O perigo que o mamífero aquático mais famoso de Sergipe corre é real e foi constatado, de acordo com João Borges, quando detectou-se óleo na antena do equipamento que está no corpo do animal. Ao perceber esta interação, as equipes foram até Astro e fizeram alguns testes que comprovaram que, apesar da proximidade, a saúde dele estava “ok”.

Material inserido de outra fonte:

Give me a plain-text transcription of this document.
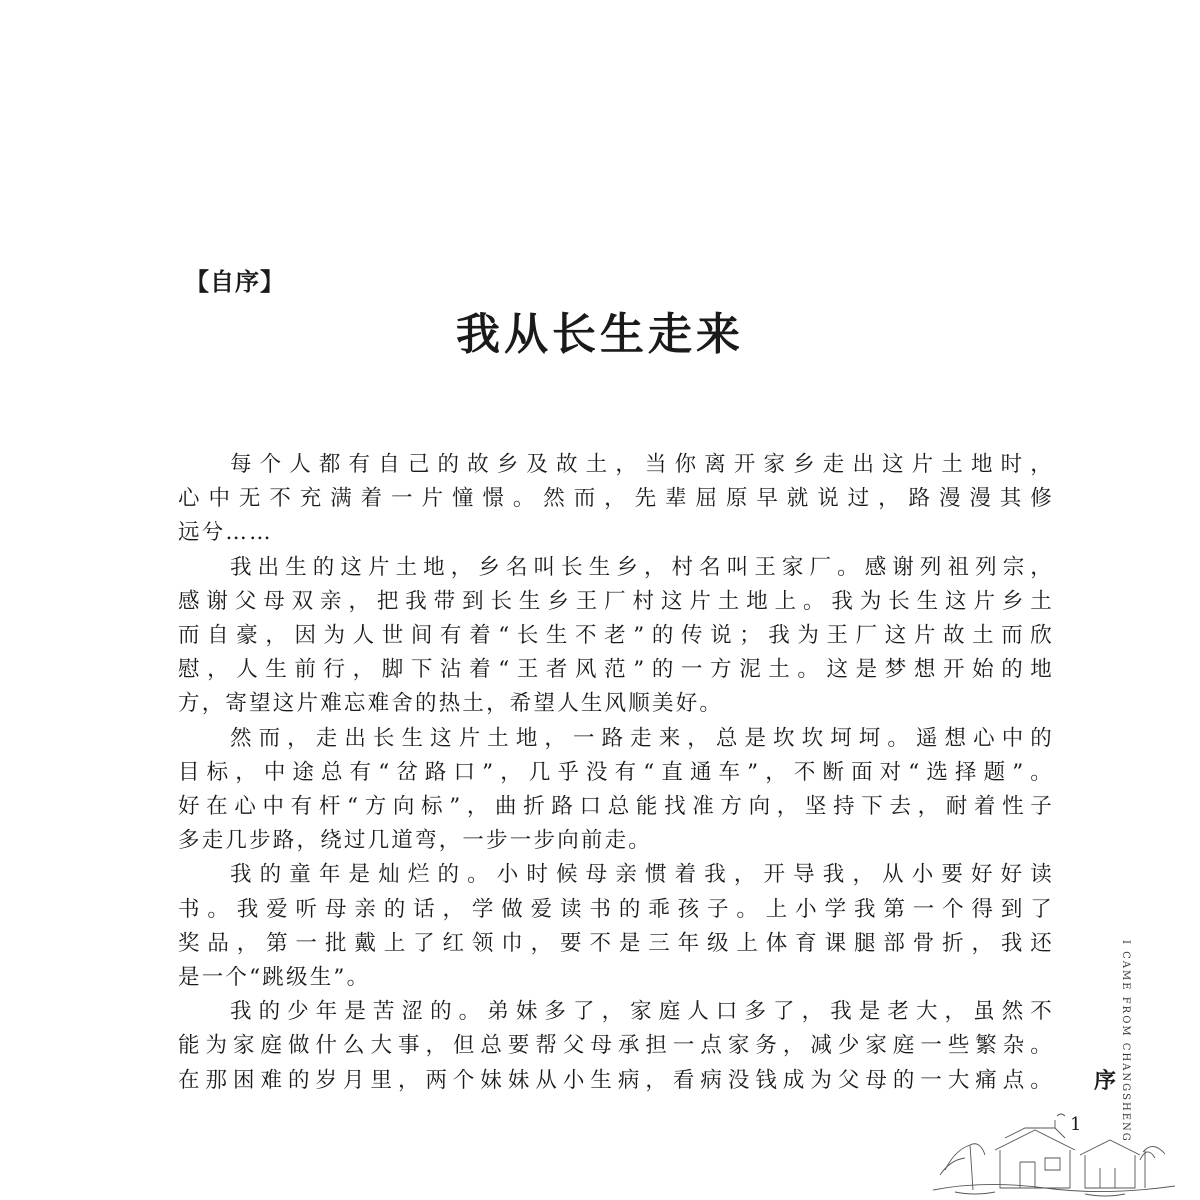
【自序】
我从长生走来

每个人都有自己的故乡及故土，当你离开家乡走出这片土地时，
心中无不充满着一片憧憬。然而，先辈屈原早就说过，路漫漫其修
远兮……

我出生的这片土地，乡名叫长生乡，村名叫王家厂。感谢列祖列宗，
感谢父母双亲，把我带到长生乡王厂村这片土地上。我为长生这片乡土
而自豪，因为人世间有着“长生不老”的传说；我为王厂这片故土而欣
慰，人生前行，脚下沾着“王者风范”的一方泥土。这是梦想开始的地
方，寄望这片难忘难舍的热土，希望人生风顺美好。

然而，走出长生这片土地，一路走来，总是坎坎坷坷。遥想心中的
目标，中途总有“岔路口”，几乎没有“直通车”，不断面对“选择题”。
好在心中有杆“方向标”，曲折路口总能找准方向，坚持下去，耐着性子
多走几步路，绕过几道弯，一步一步向前走。

我的童年是灿烂的。小时候母亲惯着我，开导我，从小要好好读
书。我爱听母亲的话，学做爱读书的乖孩子。上小学我第一个得到了
奖品，第一批戴上了红领巾，要不是三年级上体育课腿部骨折，我还
是一个“跳级生”。

我的少年是苦涩的。弟妹多了，家庭人口多了，我是老大，虽然不
能为家庭做什么大事，但总要帮父母承担一点家务，减少家庭一些繁杂。
在那困难的岁月里，两个妹妹从小生病，看病没钱成为父母的一大痛点。	I CAME FROM CHANGSHENG
序
1
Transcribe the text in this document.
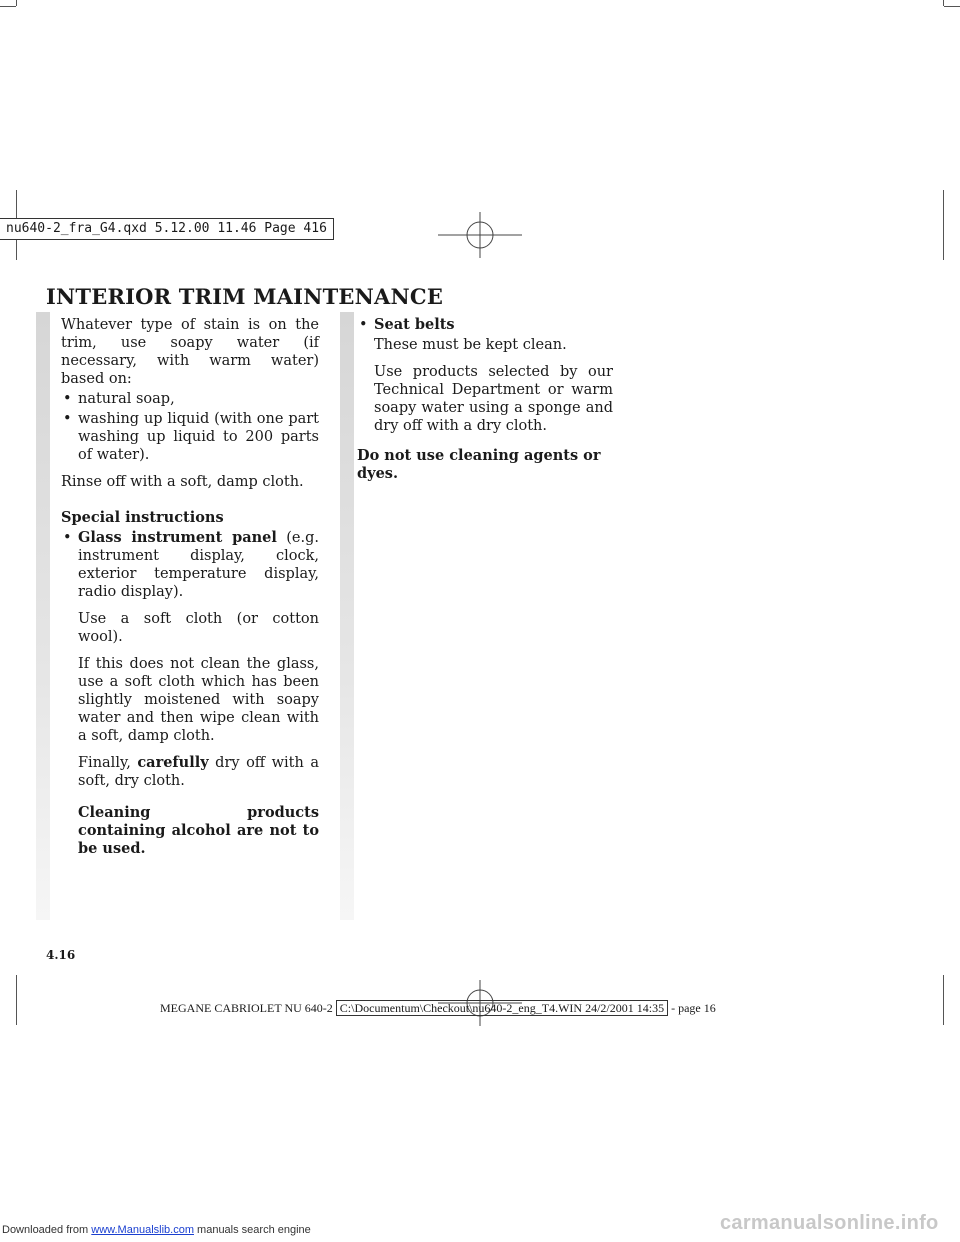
nu640-2_fra_G4.qxd 5.12.00 11.46 Page 416
INTERIOR TRIM MAINTENANCE

Whatever type of stain is on the trim, use soapy water (if necessary, with warm water) based on:

• natural soap,
• washing up liquid (with one part washing up liquid to 200 parts of water).

Rinse off with a soft, damp cloth.

Special instructions

• Glass instrument panel (e.g. instrument display, clock, exterior temperature display, radio display).

Use a soft cloth (or cotton wool).

If this does not clean the glass, use a soft cloth which has been slightly moistened with soapy water and then wipe clean with a soft, damp cloth.

Finally, carefully dry off with a soft, dry cloth.

Cleaning products containing alcohol are not to be used.

• Seat belts

These must be kept clean.

Use products selected by our Technical Department or warm soapy water using a sponge and dry off with a dry cloth.

Do not use cleaning agents or dyes.

4.16
MEGANE CABRIOLET NU 640-2 C:\Documentum\Checkout\nu640-2_eng_T4.WIN 24/2/2001 14:35 - page 16
Downloaded from www.Manualslib.com manuals search engine	carmanualsonline.info
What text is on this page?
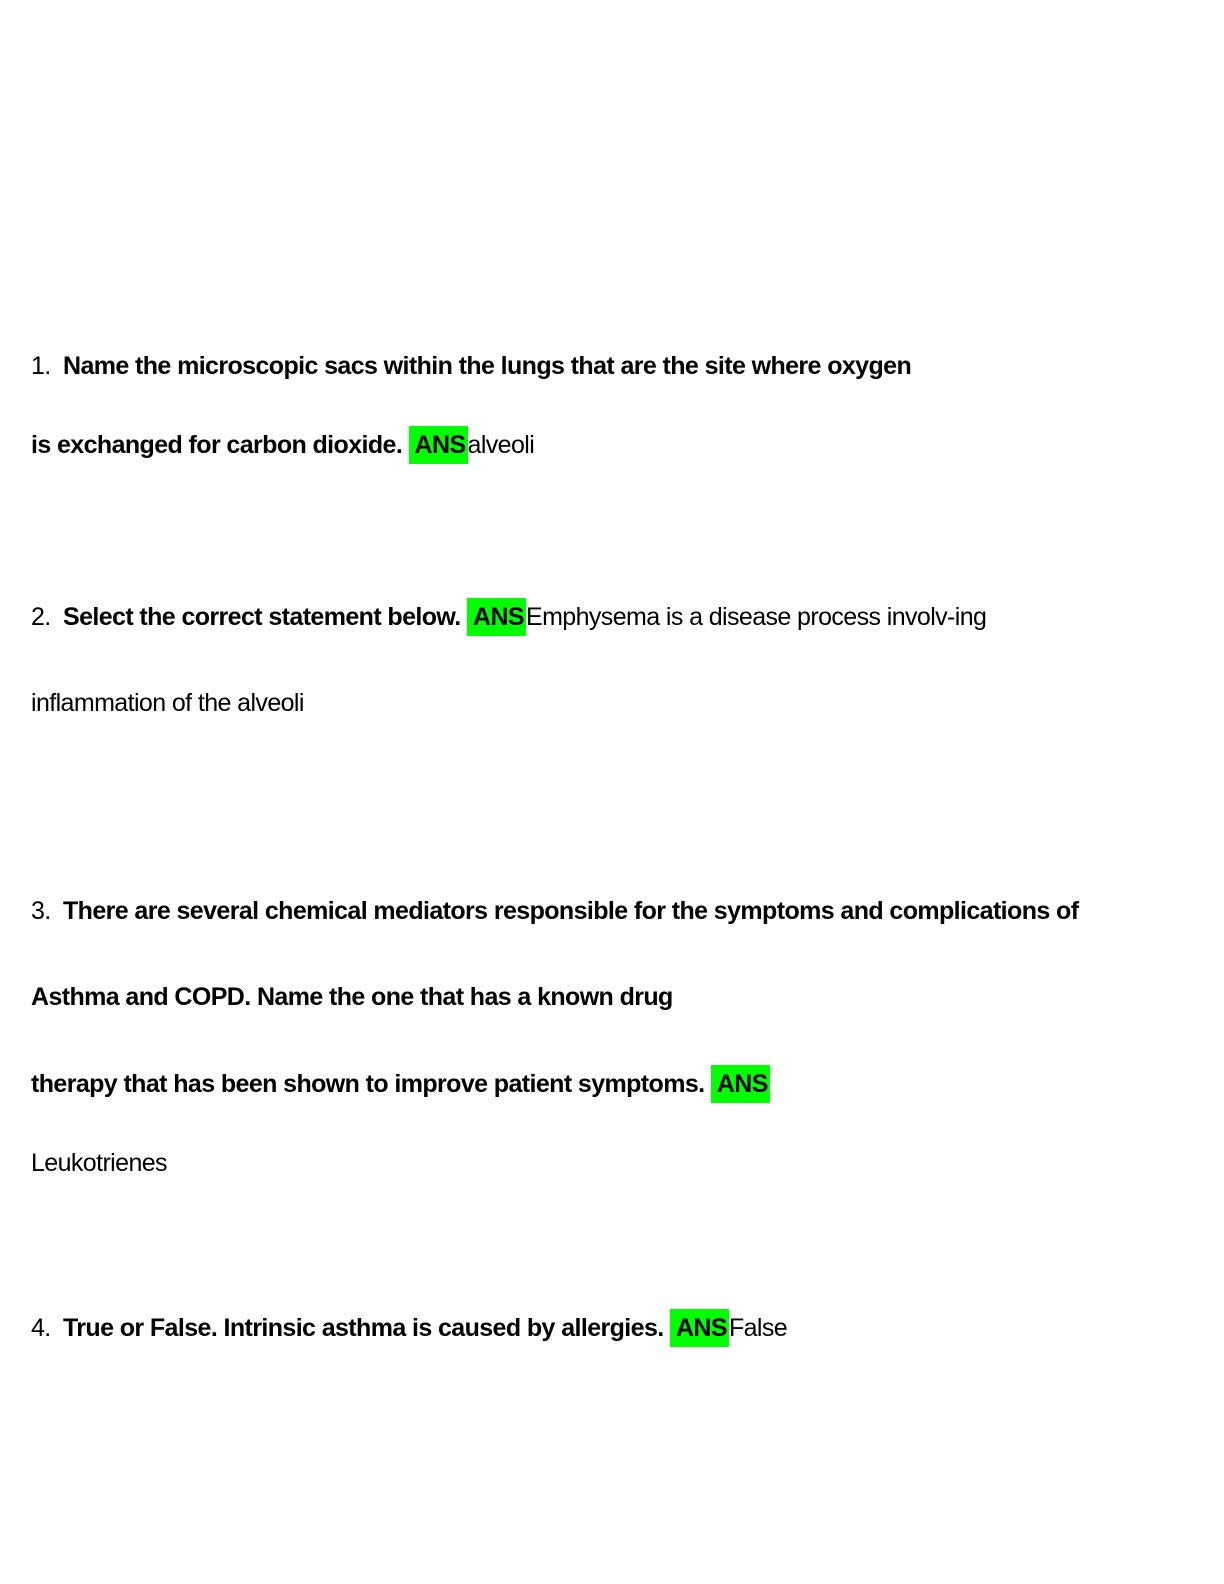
1. Name the microscopic sacs within the lungs that are the site where oxygen
is exchanged for carbon dioxide. ANSalveoli
2. Select the correct statement below. ANSEmphysema is a disease process involv-ing
inflammation of the alveoli
3. There are several chemical mediators responsible for the symptoms and complications of
Asthma and COPD. Name the one that has a known drug
therapy that has been shown to improve patient symptoms. ANS
Leukotrienes
4. True or False. Intrinsic asthma is caused by allergies. ANSFalse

“Claro que estamos preocupados, e muito, com tudo isto que está acontecendo. Embora o período mais crítico, no que diz respeito à quantidade de óleo encontrado, tenha sido nos primeiros dias de outubro e, atualmente, essa quantidade tenha reduzido bastante e os estuários dos rios onde ele fica estejam mais limpos, nossa apreensão reside no fato de termos achado óleo nos bancos de capim-agulha onde ele costuma se alimentar”, observou o coordenador do projeto. O peixe-boi é um animal herbívoro e o campim-agulha é a principal alimentação de Astro.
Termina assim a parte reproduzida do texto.